Robinson, a U.S. Marine veteran and resident of Export, Westmoreland County, stopped in Punxsutawney Thursday as part of a 300-mile bicycle trek that he calls the “Honor Ride Across America.”

“I stopped in Punxsutawney because it is, in my opinion, a notable destination because of the different veterans’ organizations and groups that honor veterans,” such as the Eagles, Moose, the VFW and the American Legion, which is hosting Robinson during his trip.

His goal is to establish a nationwide Brother to Brother Day — Sept. 10, “a new day of honor for all those that don a uniform of sacrifice: Military, police, firefighters, EMTs.”

On board with Robinson’s cause is State Rep. Eli Evankovich (R-Armstrong/Westmoreland), who proposed House Resolution 555, which recognizes Sept. 10, 2012, as Brother to Brother Day in
Pennsylvania. The state House passed the resolution March 12.

“House Resolution 555 is a way to acknowledge our heartfelt appreciation and to simply say thank you to those men and women in uniform who give us our safety, our freedom, and our peace of mind,” Evankovich said. “The Commonwealth joins Lance Robinson’s efforts in bringing awareness to this special day of recognition for their service and sacrifice.”

Robinson said he also has the support of U.S. Sen. Robert Casey and state Sen. Don White.

On his journey, Robinson is carrying a petition to enact this day as a national event. He seeks one million signatures to present to Congressional leaders in the future.

Robinson began his trip Sept. 10, 2010, on foot in Washington, D.C., covering 18 states before taking a winter break. Pennsylvania is his 19th state, this time on a bicycle on which he plans to visit 10 Legion posts — including Punxsy — in rural communities.

His next Legion stop will be at 5 p.m. Sunday in Rural Valley.

He calls his proposed day of recognition Brother to Brother in honor of America’s World War II veterans, whose numbers are decreasing every day, as “a tribute, to honor them again before their flames are extinguished.

“I feel the Lord has called me out to do this mission,” said Robinson, a four-year Marine veteran who served as a machine repairman and with the military police.
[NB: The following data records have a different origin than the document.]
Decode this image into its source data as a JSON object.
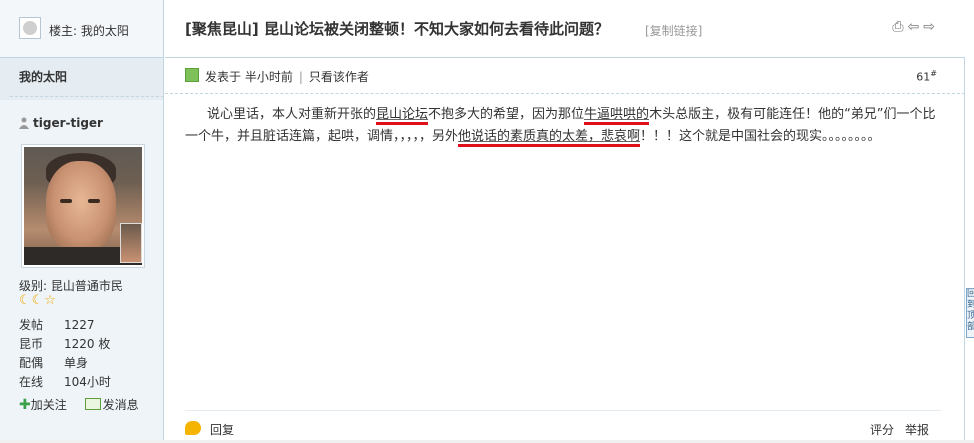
{
  "sidebar": {
    "louzhu_label": "楼主:",
    "louzhu_name": "我的太阳",
    "username_top": "我的太阳",
    "username": "tiger-tiger",
    "level_label": "级别:",
    "level": "昆山普通市民",
    "stars": "☾☾☆",
    "stats": [
      {
        "key": "发帖",
        "value": "1227"
      },
      {
        "key": "昆币",
        "value": "1220 枚"
      },
      {
        "key": "配偶",
        "value": "单身"
      },
      {
        "key": "在线",
        "value": "104小时"
      }
    ],
    "add_friend": "加关注",
    "send_message": "发消息"
  },
  "thread": {
    "category": "[聚焦昆山]",
    "title": "昆山论坛被关闭整顿！不知大家如何去看待此问题？",
    "copy_link": "[复制链接]",
    "icons": [
      "print-icon",
      "prev-thread-icon",
      "next-thread-icon"
    ]
  },
  "post": {
    "posted_at": "发表于 半小时前",
    "only_author": "只看该作者",
    "floor": "61",
    "floor_mark": "#",
    "content_parts": {
      "p1": "说心里话，本人对重新开张的",
      "u1": "昆山论坛",
      "p2": "不抱多大的希望，因为那位",
      "u2": "牛逼哄哄的",
      "p3": "木头总版主，极有可能连任！他的“弟兄”们一个比一个牛，并且脏话连篇，起哄，调情，，，，，另外",
      "u3": "他说话的素质真的太差，悲哀啊",
      "p4": "！！！这个就是中国社会的现实。。。。。。。。"
    },
    "reply": "回复",
    "rate": "评分",
    "report": "举报"
  },
  "side_tab": "回到顶部",
  "colors": {
    "border": "#c2d5e3",
    "sidebar_bg": "#e5edf2",
    "highlight_red": "#e0101a"
  }
}
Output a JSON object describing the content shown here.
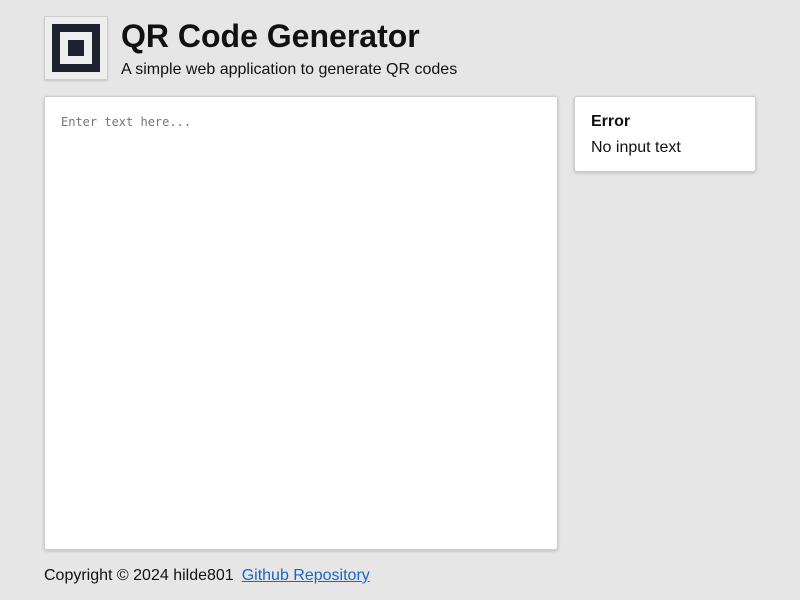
{
  "header": {
    "title": "QR Code Generator",
    "subtitle": "A simple web application to generate QR codes",
    "logo_icon": "qr-finder-square-icon"
  },
  "editor": {
    "value": "",
    "placeholder": "Enter text here..."
  },
  "error": {
    "title": "Error",
    "message": "No input text"
  },
  "footer": {
    "copyright": "Copyright © 2024 hilde801",
    "link_label": "Github Repository"
  },
  "colors": {
    "background": "#e6e6e6",
    "panel": "#ffffff",
    "logo_dark": "#1f2130",
    "link": "#1a66c7"
  }
}
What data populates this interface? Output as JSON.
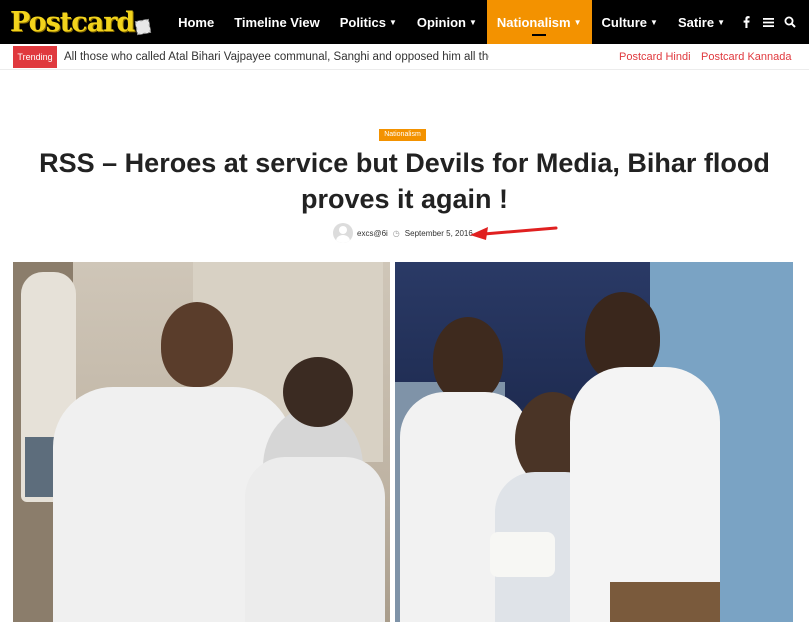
{
  "site": {
    "logo_text": "Postcard"
  },
  "nav": {
    "items": [
      {
        "label": "Home",
        "has_dropdown": false,
        "active": false
      },
      {
        "label": "Timeline View",
        "has_dropdown": false,
        "active": false
      },
      {
        "label": "Politics",
        "has_dropdown": true,
        "active": false
      },
      {
        "label": "Opinion",
        "has_dropdown": true,
        "active": false
      },
      {
        "label": "Nationalism",
        "has_dropdown": true,
        "active": true
      },
      {
        "label": "Culture",
        "has_dropdown": true,
        "active": false
      },
      {
        "label": "Satire",
        "has_dropdown": true,
        "active": false
      }
    ],
    "icons": [
      "facebook-icon",
      "menu-icon",
      "search-icon"
    ],
    "active_color": "#f39200"
  },
  "trending": {
    "badge": "Trending",
    "headline": "All those who called Atal Bihari Vajpayee communal, Sanghi and opposed him all their life, t",
    "links": [
      "Postcard Hindi",
      "Postcard Kannada"
    ],
    "accent_color": "#e0393e"
  },
  "article": {
    "category": "Nationalism",
    "title": "RSS – Heroes at service but Devils for Media, Bihar flood proves it again !",
    "author": "excs@6i",
    "date": "September 5, 2016"
  }
}
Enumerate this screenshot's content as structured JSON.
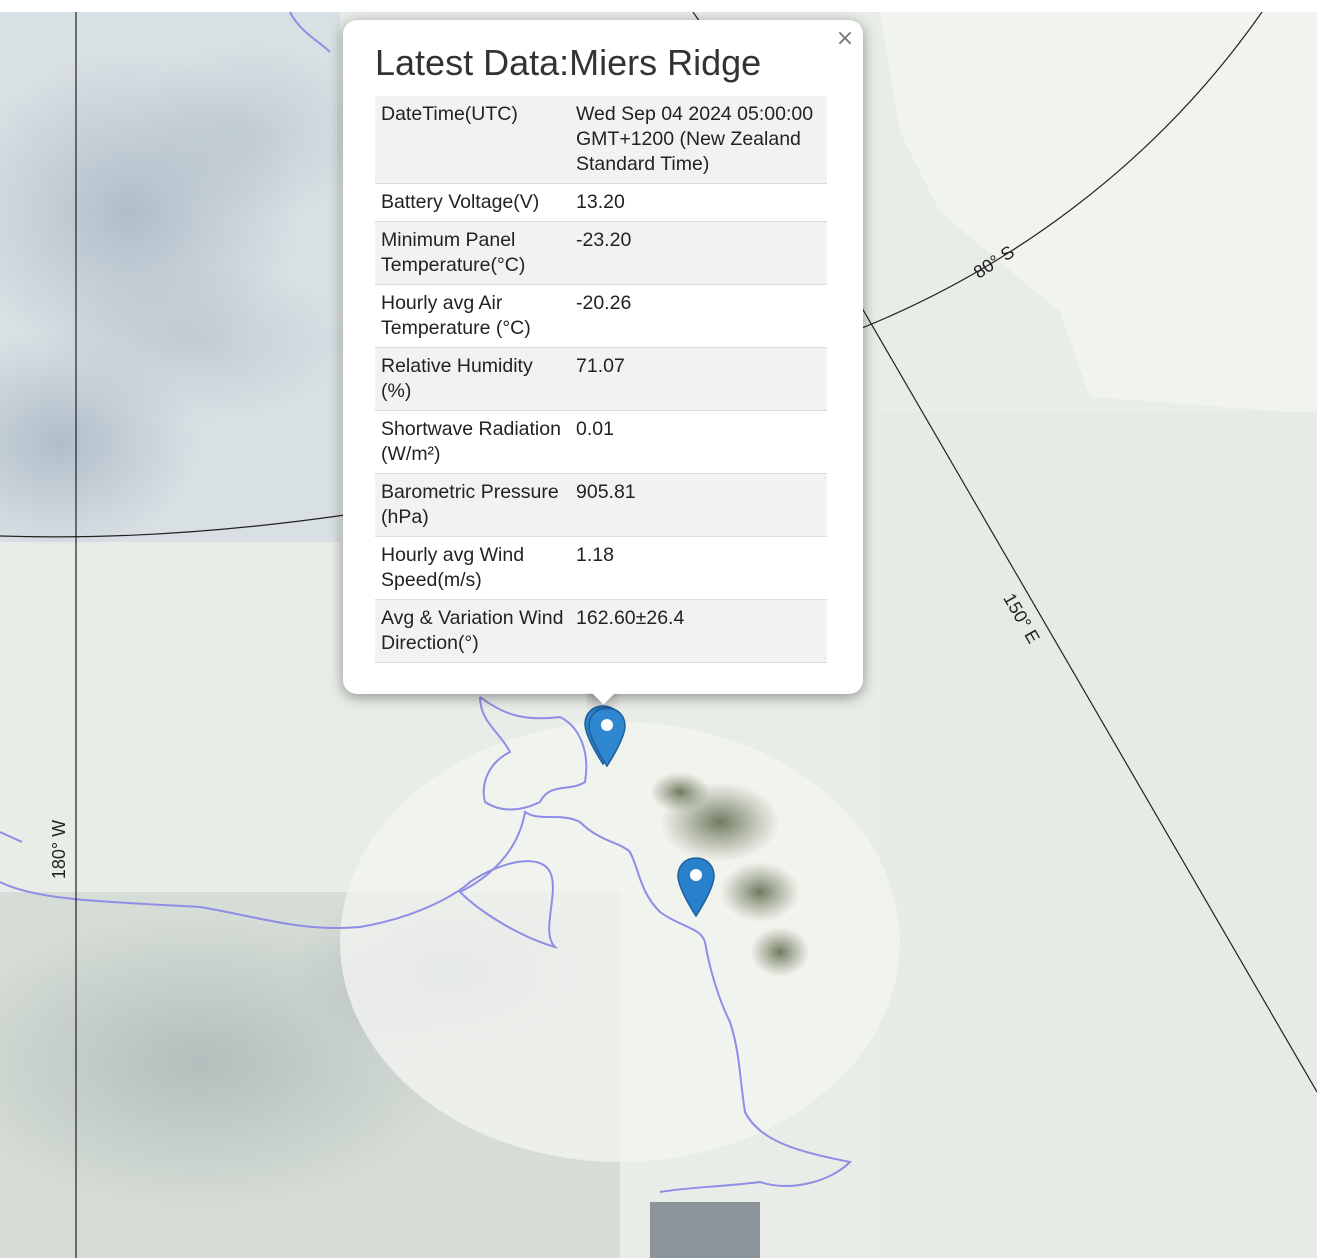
{
  "popup": {
    "title": "Latest Data:Miers Ridge",
    "close_symbol": "×",
    "rows": [
      {
        "label": "DateTime(UTC)",
        "value": "Wed Sep 04 2024 05:00:00 GMT+1200 (New Zealand Standard Time)"
      },
      {
        "label": "Battery Voltage(V)",
        "value": "13.20"
      },
      {
        "label": "Minimum Panel Temperature(°C)",
        "value": "-23.20"
      },
      {
        "label": "Hourly avg Air Temperature (°C)",
        "value": "-20.26"
      },
      {
        "label": "Relative Humidity (%)",
        "value": "71.07"
      },
      {
        "label": "Shortwave Radiation (W/m²)",
        "value": "0.01"
      },
      {
        "label": "Barometric Pressure (hPa)",
        "value": "905.81"
      },
      {
        "label": "Hourly avg Wind Speed(m/s)",
        "value": "1.18"
      },
      {
        "label": "Avg & Variation Wind Direction(°)",
        "value": "162.60±26.4"
      }
    ]
  },
  "map": {
    "graticule_labels": {
      "lat": "80° S",
      "lon_east": "150° E",
      "lon_west": "180° W"
    },
    "markers": [
      {
        "name": "station-marker-1",
        "icon": "map-pin-icon"
      },
      {
        "name": "station-marker-2",
        "icon": "map-pin-icon"
      }
    ],
    "colors": {
      "marker": "#2a81cb",
      "coastline": "#8e8ee6",
      "graticule": "#222222"
    }
  }
}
Since his discharge, the married father of two daughters and a son has worked in contracting, welding and machining.

“My wife and kids support me,” he said. “They are happy to know that I’m doing the Lord’s work.”

Robinson hopes to travel to all the capitals in “the lower 48,” covering Ohio, Indiana, Illinois and Kansas between now and October, all on his bicycle that hauls not only his U.S. flags and travel gear, but also literature and a large banner — which sometimes acts as a wind sail when it’s windy, he said — calling attention to his cause.

“The first year, I saw snow, sleet, sun, heat and cold,” he said. “I’ve slept under bridges and on the side of the highways.”

Robinson said he also recalls the core attributes of a Marine’s character: Honor, commitment and duty.

“I’m honoring my brothers, I’m committed to my mission, and I feel it’s my duty to my country,” he said.

Robinson travels without a vehicular escort and performs his own work for the Internet and Facebook, noting that he receives monetary donations for food and other needs from people he meets “face-to-face ... through the generosity of great Americans, and the kindness of strangers.

“I’m doing this alone,” he said. “If people see me, feel free to stop and chat.”